Anorny is right. Let me illustrate by walking through your program in two
passes. The first stage is the compilation stage. I've elided code that has
no effect during compilation.
#!/usr/bin/perl -T
# implicit BEGIN blocks cause require and importing
use strict;
use warnings;
# here we define the object
{
# creates a namespace
package Animal::Hog;
# creates, but does not initialize, a lexical
my $sound1;
# creates, but does not initialize, a strict-friendly global
our $sound2;
# creates the function
sub new {
my $class = shift;
bless {}, $class;
}
# creates the function, closing over the lexical $sound1
# ... and binding to the symbol $Animal::Hog::sound2
sub sound {
my $self = shift;
print $sound1, "\n";
print $sound2, "\n";
return 'knor';
}
}
That's the compilation stage.

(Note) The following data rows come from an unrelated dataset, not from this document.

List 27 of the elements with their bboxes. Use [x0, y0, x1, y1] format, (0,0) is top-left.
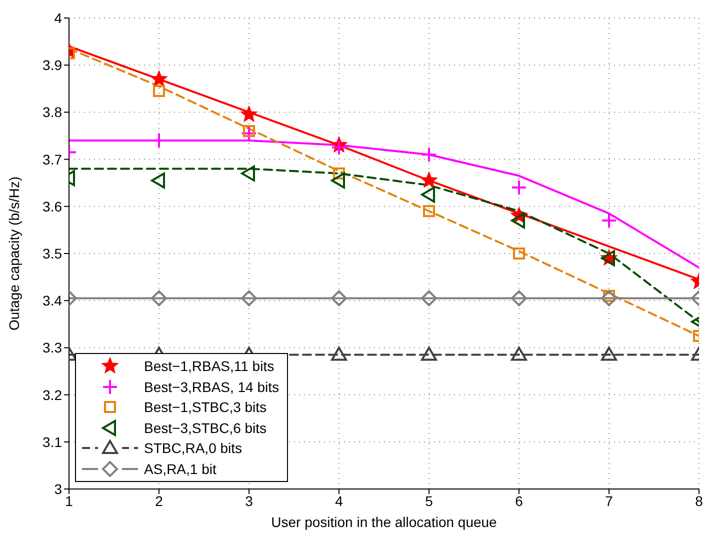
y-tick-label: 4	[54, 10, 62, 26]
y-tick-label: 3.2	[42, 386, 62, 403]
legend-label: STBC,RA,0 bits	[144, 440, 242, 456]
legend-label: AS,RA,1 bit	[144, 460, 216, 477]
y-tick-label: 3.8	[42, 104, 62, 120]
x-tick-label: 5	[425, 492, 434, 509]
legend-label: Best−3,RBAS, 14 bits	[144, 378, 280, 395]
y-tick-label: 3.9	[42, 57, 62, 74]
y-axis-title: Outage capacity (b/s/Hz)	[6, 176, 22, 331]
x-tick-label: 3	[245, 492, 254, 509]
x-tick-label: 6	[515, 492, 524, 509]
y-tick-label: 3.7	[42, 151, 62, 168]
y-tick-label: 3.1	[42, 434, 62, 450]
y-tick-label: 3.5	[42, 245, 62, 262]
x-tick-label: 8	[695, 492, 704, 509]
x-tick-label: 1	[65, 492, 74, 509]
y-tick-label: 3.6	[42, 198, 62, 214]
y-tick-label: 3.4	[42, 292, 62, 309]
x-axis-title: User position in the allocation queue	[271, 514, 498, 530]
y-tick-label: 3	[54, 480, 62, 497]
legend-label: Best−1,RBAS,11 bits	[144, 358, 274, 374]
legend-label: Best−3,STBC,6 bits	[144, 420, 267, 436]
x-tick-label: 7	[605, 492, 614, 509]
x-tick-label: 4	[335, 492, 344, 509]
legend-label: Best−1,STBC,3 bits	[144, 399, 267, 416]
y-tick-label: 3.3	[42, 340, 62, 356]
x-tick-label: 2	[155, 492, 164, 509]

Runtime looks like this, with irrelevant code
elided:
#!/usr/bin/perl -wT
# call object method
Animal::Hog->sound();
{
# assigns to the variable
my $sound1 = "knor1";
# assigns to the variable
our $sound2 = "knor2";
}
Execution happens in statement order.
(I also cleaned up your code slightly. Prototypes are useless on methods. Single-argument bless is almost always an error. The copy constructor technique using ref is also almost always an error.)